Topological invariants of 3-dimensional manifold with boundary by using crossed module

TL;DR

This paper extends the use of topological invariants derived from crossed modules, previously applied to closed manifolds, to compact 3-dimensional manifolds with boundaries, including knot complements, enhancing their applicability.

Contribution

It demonstrates how to adapt existing crossed module invariants to 3-manifolds with boundary, broadening their scope beyond closed manifolds.

Findings

Invariants can be applied to manifolds with boundary.

Method for counting correct colors over triangulations.

Extension to knot complements.

Abstract

J.H.C. Whitehead introduced the concept of crossed modules in the early 20th century. These crossed modules are crucial for algebraic models of 2-type homotopy, which involve connected spaces with no higher than second-degree homotopy groups.

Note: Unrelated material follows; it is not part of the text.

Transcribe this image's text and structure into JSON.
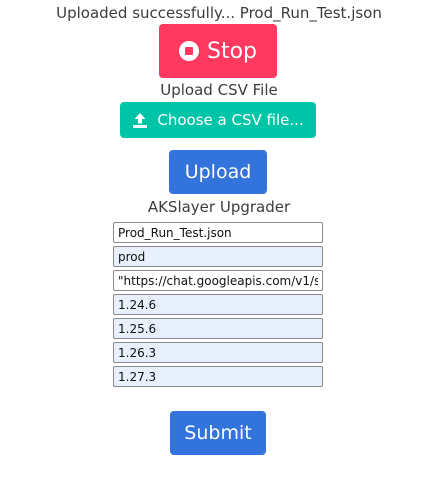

They consist of two groups and certain relations between them, with known connections to 2-groups. By employing crossed modules, we can develop invariants for closed 3-dimensional and 4-dimensional manifolds. The validity of these invariants was established in a paper authored by F.Girelli, H.Pfeiffer, and E.M.Popescu([4]). Essentially, these invariants involve counting correct colors over the triangulation of a closed manifold. Interestingly, I've discovered that these invariants can also be applied to compact 3-dimensional manifolds with boundaries. Therefore, in this paper, I intend to demonstrate how these invariants can be utilized for compact 3-dimensional manifolds with boundaries, including the complements of knots.